Frequently asked questions

What the VP0 community is asking

Can Claude 3.7 write React Native?

Yes. React Native uses the same component model and JavaScript or TypeScript as React on the web, and Claude 3.7 Sonnet is exceptionally strong at React and front-end code, so it writes idiomatic React Native components, navigation, and state logic well. It also reasons through debugging and multi-file changes, scoring 62.3% on the SWE-bench Verified benchmark. It writes the code, though; you still set up the project, run it, and publish it yourself.

What is extended thinking and does it help with mobile code?

Extended thinking, which Claude 3.7 was the first Claude model to offer, lets the model reason step by step before answering, improving results on complex problems. For React Native it helps most with the harder parts: designing a navigation structure, untangling a state bug, or planning how screens share data. Through the API you can set a thinking budget to trade speed for depth. For a simple component you can skip it; for architecture, let it think.

Is Claude 3.7 still the best model for coding?

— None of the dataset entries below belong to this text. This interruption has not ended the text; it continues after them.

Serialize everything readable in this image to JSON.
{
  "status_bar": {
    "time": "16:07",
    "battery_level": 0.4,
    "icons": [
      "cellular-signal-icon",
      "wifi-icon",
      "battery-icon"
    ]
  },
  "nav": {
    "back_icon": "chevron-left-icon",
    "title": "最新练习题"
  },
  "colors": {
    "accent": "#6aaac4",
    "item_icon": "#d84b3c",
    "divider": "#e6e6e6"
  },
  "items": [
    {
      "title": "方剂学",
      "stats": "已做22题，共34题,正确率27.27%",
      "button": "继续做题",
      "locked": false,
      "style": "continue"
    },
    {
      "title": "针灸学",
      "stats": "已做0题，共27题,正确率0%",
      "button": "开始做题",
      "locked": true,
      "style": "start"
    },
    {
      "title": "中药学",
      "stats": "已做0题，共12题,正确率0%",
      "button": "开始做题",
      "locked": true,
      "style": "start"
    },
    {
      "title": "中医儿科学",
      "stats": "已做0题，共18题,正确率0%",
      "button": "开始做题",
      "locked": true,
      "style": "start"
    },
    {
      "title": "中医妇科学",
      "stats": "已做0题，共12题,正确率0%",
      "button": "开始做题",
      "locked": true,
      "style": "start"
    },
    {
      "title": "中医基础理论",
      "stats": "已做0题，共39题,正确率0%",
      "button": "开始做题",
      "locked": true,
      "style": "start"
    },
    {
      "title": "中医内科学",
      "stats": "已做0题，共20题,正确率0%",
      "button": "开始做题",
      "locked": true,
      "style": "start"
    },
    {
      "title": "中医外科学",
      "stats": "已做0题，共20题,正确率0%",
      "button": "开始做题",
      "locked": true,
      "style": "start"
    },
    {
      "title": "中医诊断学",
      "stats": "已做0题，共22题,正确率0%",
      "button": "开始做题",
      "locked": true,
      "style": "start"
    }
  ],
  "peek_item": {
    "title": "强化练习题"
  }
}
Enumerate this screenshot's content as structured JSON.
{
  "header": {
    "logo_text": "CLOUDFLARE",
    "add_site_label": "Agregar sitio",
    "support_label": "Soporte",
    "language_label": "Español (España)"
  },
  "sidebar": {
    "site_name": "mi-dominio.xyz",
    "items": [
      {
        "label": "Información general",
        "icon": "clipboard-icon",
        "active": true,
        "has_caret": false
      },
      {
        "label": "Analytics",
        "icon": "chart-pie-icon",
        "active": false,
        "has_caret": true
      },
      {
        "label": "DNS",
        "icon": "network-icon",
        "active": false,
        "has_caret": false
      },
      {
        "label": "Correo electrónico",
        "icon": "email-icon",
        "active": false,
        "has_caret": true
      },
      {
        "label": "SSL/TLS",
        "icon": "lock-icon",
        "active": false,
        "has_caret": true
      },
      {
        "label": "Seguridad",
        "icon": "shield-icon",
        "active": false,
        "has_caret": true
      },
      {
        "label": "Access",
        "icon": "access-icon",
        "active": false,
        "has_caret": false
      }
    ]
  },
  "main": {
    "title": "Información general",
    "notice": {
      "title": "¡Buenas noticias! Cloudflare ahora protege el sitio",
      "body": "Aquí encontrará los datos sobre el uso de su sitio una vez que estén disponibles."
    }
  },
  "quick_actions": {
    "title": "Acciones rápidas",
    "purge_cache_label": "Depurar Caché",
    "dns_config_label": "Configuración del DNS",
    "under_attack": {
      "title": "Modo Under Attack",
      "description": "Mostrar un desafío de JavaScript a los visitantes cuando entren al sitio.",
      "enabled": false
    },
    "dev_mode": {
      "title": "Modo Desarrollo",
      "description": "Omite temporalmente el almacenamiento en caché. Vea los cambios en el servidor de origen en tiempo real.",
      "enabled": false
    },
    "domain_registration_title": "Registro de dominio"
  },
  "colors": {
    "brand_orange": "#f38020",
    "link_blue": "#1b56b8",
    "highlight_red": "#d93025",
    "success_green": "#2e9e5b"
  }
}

No. Claude 3.7 Sonnet was a leading coding model when it launched, but Anthropic has since released newer, stronger models that surpass it on coding and reasoning. If you specifically have Claude 3.7, it is still a very capable choice for React Native. If you have access to a newer Claude model, prefer it and follow the same workflow, since it writes React Native at least as well.

Why does Claude 3.7's React Native UI look generic, and how do I fix it?

Because a model designs by averaging its training data, so without direction it produces the same default look. The code is correct, but the interface feels unconsidered. The fix is to give Claude 3.7 a real design as context. VP0 is a free iOS design library whose designs have machine readable source pages, so you paste a link into Claude 3.7 and it builds the React Native app around a deliberate design instead of its defaults.

Should I use Claude 3.7 in a chat window or a coding tool?

For a single component, a chat window is fine. For a whole app, a coding tool that keeps your project in context and edits files directly is a much better experience than copy and paste. Claude Code, which launched alongside 3.7, runs in your terminal and can create and modify React Native files, run commands, and iterate on errors, which suits building a real app far better than shuttling snippets by hand.